ALLUNGARE I TEMPI – Nel resto d’Europa (intesa al livello geografico), il discorso è ben diverso. In Spagna, Regno Unito e Olanda è possibile praticare l’IVG ben oltre le dodici settimane previste dalla legge italiana. In Spagna siamo a venti settimane, in Olanda a ventidue (con l’obbligo di sottostare a un percorso di riflessione di cinque giorni) e nel Regno Unito di ventiquattro. In Francia, una proposta di legge per allungare il limite era passata lo scorso anno alla Camera dei deputati per essere poi respinta dal Senato, dove la destra ha la maggioranza. 

Allungare i tempi dell’IVG contribuirebbe prima di tutto a compensare l’imprecisione dei novanta giorni dopo l’ultimo ciclo mestruale. Inoltre, abortire è, per molte donne, una scelta difficile, soprattutto in casi in cui l’entourage influenza le sue scelte. Molte donne italiane decidono quindi di espatriare e di sottomettersi all’operazione in altri paesi, pagando quindi di tasca propria. Allungarne i tempi significherebbe quindi permettere a centinaia (se non migliaia) di donne di abortire vicino casa. 
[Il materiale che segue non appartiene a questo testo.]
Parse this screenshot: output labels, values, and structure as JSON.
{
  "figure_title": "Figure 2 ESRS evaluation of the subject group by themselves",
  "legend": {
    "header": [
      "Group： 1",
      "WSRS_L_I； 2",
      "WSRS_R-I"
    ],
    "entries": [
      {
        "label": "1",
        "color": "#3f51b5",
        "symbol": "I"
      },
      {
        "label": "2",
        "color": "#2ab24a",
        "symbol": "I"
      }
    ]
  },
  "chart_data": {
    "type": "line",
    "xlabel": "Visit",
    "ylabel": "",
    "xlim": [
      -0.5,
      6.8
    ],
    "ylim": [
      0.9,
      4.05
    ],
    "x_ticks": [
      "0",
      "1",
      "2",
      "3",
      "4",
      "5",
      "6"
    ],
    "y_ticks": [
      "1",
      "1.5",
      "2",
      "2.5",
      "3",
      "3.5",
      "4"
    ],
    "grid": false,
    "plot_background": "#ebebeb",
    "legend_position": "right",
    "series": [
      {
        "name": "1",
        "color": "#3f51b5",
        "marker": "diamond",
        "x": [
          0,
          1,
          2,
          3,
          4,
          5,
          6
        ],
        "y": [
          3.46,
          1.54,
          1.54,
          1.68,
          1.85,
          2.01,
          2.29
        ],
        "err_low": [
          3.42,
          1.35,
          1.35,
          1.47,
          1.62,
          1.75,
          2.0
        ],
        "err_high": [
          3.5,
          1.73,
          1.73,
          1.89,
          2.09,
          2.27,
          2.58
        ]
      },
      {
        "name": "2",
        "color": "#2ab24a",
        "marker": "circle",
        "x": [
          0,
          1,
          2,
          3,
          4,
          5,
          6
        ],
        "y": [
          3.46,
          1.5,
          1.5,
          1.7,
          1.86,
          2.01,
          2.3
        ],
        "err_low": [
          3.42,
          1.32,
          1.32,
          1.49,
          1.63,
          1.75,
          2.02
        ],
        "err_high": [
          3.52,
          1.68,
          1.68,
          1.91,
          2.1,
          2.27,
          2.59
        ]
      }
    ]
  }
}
In un paese in cui il simbolo religioso ha ancora un potere molto forte, l’IVG è diventato un argomento politico, di dominio pubblico, in cui perfetti sconosciuti si arrogano il diritto di parlare a nome delle donne che devono fare questa scelta (in totale autonomia). Il corpo delle donne diventa quindi un territorio da esplorare e su cui accampare battaglie politiche in difesa della “vita”. Ma quale vita? Si preferisce salvaguardare gli interessi di un embrione piuttosto che quelli di una donna che, coscientemente, rifiuta la gravidanza. Perché a un certo punto bisogna pur ricontestualizzare il tutto. 
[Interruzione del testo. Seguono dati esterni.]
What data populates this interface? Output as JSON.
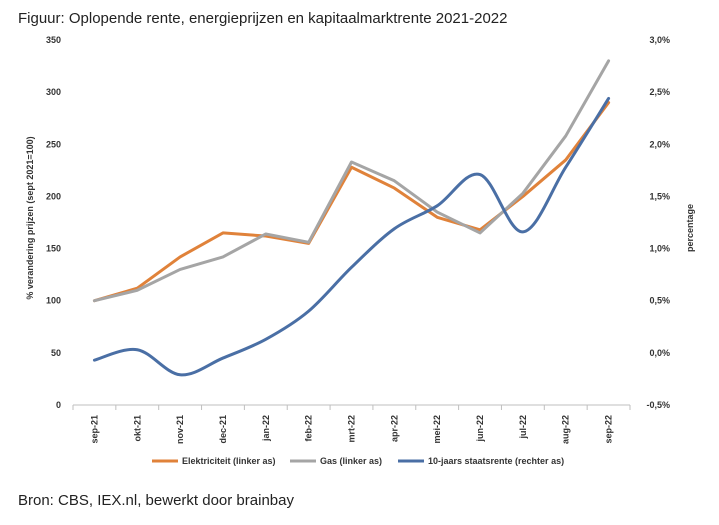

Supportare l’idea che le donne abbiano diritto all’aborto solo in caso di stupro è paternalistico, inappropriato ed egoistico. Ognuno deve poter decidere autonomamente cosa fare del proprio corpo e della propria vita.  
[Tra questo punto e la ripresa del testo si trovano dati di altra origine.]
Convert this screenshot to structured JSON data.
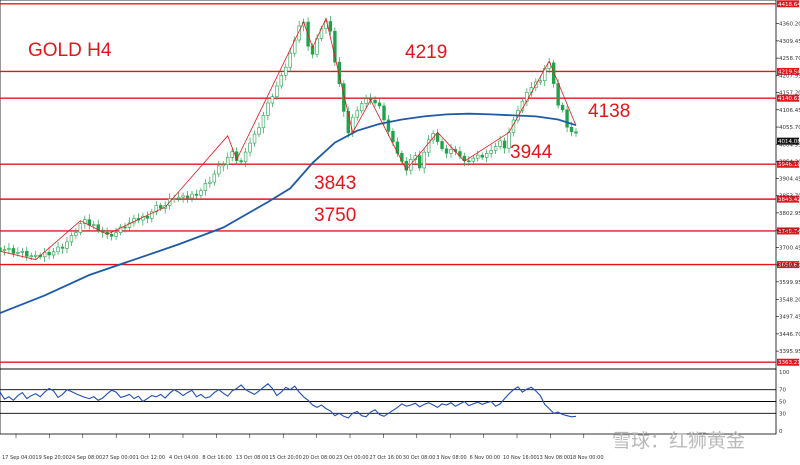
{
  "title": "GOLD H4",
  "annotations": [
    "4219",
    "4138",
    "3944",
    "3843",
    "3750"
  ],
  "watermark": "雪球：红狮黄金",
  "colors": {
    "line": "#e4161b",
    "ma": "#1f5aa6",
    "candle": "#1fa34a",
    "rsi": "#1f4fb5"
  },
  "chart_data": [
    {
      "type": "candlestick",
      "title": "GOLD H4",
      "x_labels": [
        "17 Sep 04:00",
        "19 Sep 20:00",
        "24 Sep 08:00",
        "27 Sep 00:00",
        "1 Oct 12:00",
        "4 Oct 04:00",
        "8 Oct 16:00",
        "13 Oct 08:00",
        "15 Oct 20:00",
        "20 Oct 08:00",
        "23 Oct 00:00",
        "27 Oct 16:00",
        "30 Oct 08:00",
        "3 Nov 08:00",
        "6 Nov 00:00",
        "10 Nov 16:00",
        "13 Nov 08:00",
        "18 Nov 00:00"
      ],
      "y_ticks": [
        "4360.20",
        "4309.45",
        "4258.70",
        "4207.95",
        "4157.20",
        "4106.45",
        "4055.70",
        "4004.95",
        "3954.20",
        "3904.45",
        "3853.70",
        "3802.95",
        "3752.20",
        "3700.45",
        "3649.70",
        "3599.95",
        "3548.20",
        "3497.45",
        "3446.70",
        "3395.95",
        "3346.20"
      ],
      "ylim": [
        3346.2,
        4418.0
      ],
      "horizontal_levels": [
        {
          "value": 4418.64,
          "tag": "4418.64"
        },
        {
          "value": 4219.54,
          "tag": "4219.54"
        },
        {
          "value": 4140.61,
          "tag": "4140.61"
        },
        {
          "value": 3946.18,
          "tag": "3946.18"
        },
        {
          "value": 3843.42,
          "tag": "3843.42"
        },
        {
          "value": 3749.74,
          "tag": "3749.74"
        },
        {
          "value": 3650.67,
          "tag": "3650.67"
        },
        {
          "value": 3363.21,
          "tag": "3363.21"
        }
      ],
      "current_price": {
        "value": 4014.08,
        "tag": "4014.08"
      },
      "close_path": [
        [
          0,
          3700
        ],
        [
          3,
          3690
        ],
        [
          6,
          3680
        ],
        [
          8,
          3670
        ],
        [
          10,
          3684
        ],
        [
          12,
          3690
        ],
        [
          14,
          3705
        ],
        [
          16,
          3730
        ],
        [
          18,
          3770
        ],
        [
          19,
          3775
        ],
        [
          20,
          3770
        ],
        [
          22,
          3760
        ],
        [
          24,
          3735
        ],
        [
          26,
          3745
        ],
        [
          28,
          3765
        ],
        [
          31,
          3785
        ],
        [
          33,
          3795
        ],
        [
          35,
          3820
        ],
        [
          37,
          3825
        ],
        [
          39,
          3850
        ],
        [
          41,
          3845
        ],
        [
          43,
          3855
        ],
        [
          45,
          3870
        ],
        [
          47,
          3900
        ],
        [
          49,
          3935
        ],
        [
          51,
          3965
        ],
        [
          52,
          3975
        ],
        [
          53,
          3960
        ],
        [
          54,
          3950
        ],
        [
          55,
          3990
        ],
        [
          57,
          4030
        ],
        [
          59,
          4090
        ],
        [
          61,
          4150
        ],
        [
          63,
          4200
        ],
        [
          65,
          4270
        ],
        [
          66,
          4320
        ],
        [
          67,
          4355
        ],
        [
          68,
          4360
        ],
        [
          69,
          4300
        ],
        [
          70,
          4270
        ],
        [
          71,
          4310
        ],
        [
          72,
          4350
        ],
        [
          73,
          4365
        ],
        [
          74,
          4330
        ],
        [
          75,
          4250
        ],
        [
          76,
          4180
        ],
        [
          77,
          4110
        ],
        [
          78,
          4040
        ],
        [
          79,
          4080
        ],
        [
          80,
          4110
        ],
        [
          81,
          4125
        ],
        [
          83,
          4140
        ],
        [
          85,
          4110
        ],
        [
          86,
          4080
        ],
        [
          87,
          4040
        ],
        [
          88,
          4020
        ],
        [
          89,
          3980
        ],
        [
          90,
          3950
        ],
        [
          91,
          3935
        ],
        [
          92,
          3960
        ],
        [
          93,
          3965
        ],
        [
          94,
          3940
        ],
        [
          95,
          3980
        ],
        [
          96,
          4010
        ],
        [
          97,
          4040
        ],
        [
          98,
          4010
        ],
        [
          99,
          4000
        ],
        [
          100,
          3980
        ],
        [
          102,
          3990
        ],
        [
          103,
          3970
        ],
        [
          104,
          3950
        ],
        [
          105,
          3960
        ],
        [
          107,
          3965
        ],
        [
          109,
          3975
        ],
        [
          110,
          3995
        ],
        [
          111,
          4000
        ],
        [
          112,
          4010
        ],
        [
          113,
          4000
        ],
        [
          114,
          4040
        ],
        [
          115,
          4070
        ],
        [
          116,
          4110
        ],
        [
          117,
          4130
        ],
        [
          118,
          4150
        ],
        [
          119,
          4175
        ],
        [
          120,
          4185
        ],
        [
          121,
          4200
        ],
        [
          122,
          4230
        ],
        [
          123,
          4240
        ],
        [
          124,
          4190
        ],
        [
          125,
          4120
        ],
        [
          126,
          4100
        ],
        [
          127,
          4060
        ],
        [
          128,
          4040
        ],
        [
          129,
          4030
        ]
      ],
      "ma_path": [
        [
          0,
          3508
        ],
        [
          10,
          3560
        ],
        [
          20,
          3620
        ],
        [
          30,
          3665
        ],
        [
          40,
          3710
        ],
        [
          50,
          3760
        ],
        [
          60,
          3835
        ],
        [
          65,
          3875
        ],
        [
          70,
          3950
        ],
        [
          75,
          4010
        ],
        [
          80,
          4045
        ],
        [
          85,
          4065
        ],
        [
          90,
          4078
        ],
        [
          95,
          4087
        ],
        [
          100,
          4093
        ],
        [
          105,
          4095
        ],
        [
          110,
          4093
        ],
        [
          115,
          4090
        ],
        [
          120,
          4087
        ],
        [
          125,
          4078
        ],
        [
          129,
          4061
        ]
      ],
      "zigzag": [
        [
          0,
          3690
        ],
        [
          8,
          3665
        ],
        [
          18,
          3780
        ],
        [
          24,
          3740
        ],
        [
          32,
          3790
        ],
        [
          37,
          3820
        ],
        [
          51,
          4030
        ],
        [
          53,
          3960
        ],
        [
          68,
          4365
        ],
        [
          70,
          4290
        ],
        [
          73,
          4375
        ],
        [
          79,
          4040
        ],
        [
          83,
          4135
        ],
        [
          91,
          3930
        ],
        [
          98,
          4040
        ],
        [
          104,
          3955
        ],
        [
          114,
          4040
        ],
        [
          123,
          4250
        ],
        [
          129,
          4060
        ]
      ]
    },
    {
      "type": "line",
      "title": "",
      "y_ticks": [
        "100",
        "70",
        "50",
        "30",
        "0"
      ],
      "ylim": [
        0,
        100
      ],
      "levels": [
        70,
        50,
        30
      ],
      "x_labels": [
        "17 Sep 04:00",
        "19 Sep 20:00",
        "24 Sep 08:00",
        "27 Sep 00:00",
        "1 Oct 12:00",
        "4 Oct 04:00",
        "8 Oct 16:00",
        "13 Oct 08:00",
        "15 Oct 20:00",
        "20 Oct 08:00",
        "23 Oct 00:00",
        "27 Oct 16:00",
        "30 Oct 08:00",
        "3 Nov 08:00",
        "6 Nov 00:00",
        "10 Nov 16:00",
        "13 Nov 08:00",
        "18 Nov 00:00"
      ],
      "values": [
        66,
        54,
        58,
        52,
        60,
        65,
        55,
        60,
        63,
        58,
        66,
        72,
        68,
        57,
        62,
        70,
        67,
        63,
        60,
        57,
        55,
        58,
        52,
        56,
        63,
        69,
        66,
        57,
        59,
        62,
        55,
        59,
        50,
        55,
        60,
        58,
        62,
        56,
        64,
        70,
        66,
        60,
        65,
        69,
        58,
        62,
        56,
        58,
        65,
        70,
        64,
        59,
        68,
        72,
        78,
        70,
        66,
        62,
        68,
        74,
        80,
        72,
        60,
        66,
        74,
        70,
        76,
        66,
        58,
        52,
        44,
        40,
        44,
        38,
        34,
        26,
        30,
        25,
        22,
        30,
        33,
        26,
        24,
        32,
        36,
        28,
        25,
        30,
        35,
        40,
        46,
        42,
        44,
        47,
        41,
        45,
        48,
        44,
        40,
        46,
        44,
        48,
        42,
        46,
        50,
        43,
        46,
        49,
        45,
        48,
        50,
        42,
        46,
        55,
        63,
        70,
        75,
        66,
        71,
        74,
        68,
        60,
        45,
        38,
        30,
        32,
        28,
        26,
        24,
        25
      ]
    }
  ]
}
Allungare i tempi previsti dalla legge 194/78 ad almeno sedici settimane e sopprimere l’obiezione di coscienza (riducendo quindi l’aborto a quello che è, ovvero un’operazione medica) costituirebbero il primo passo verso diritti che prendano davvero in conto le esigenze delle donne, abbandonando ogni sciacallaggio politico fatto sul corpo altrui. Anche questa è violenza.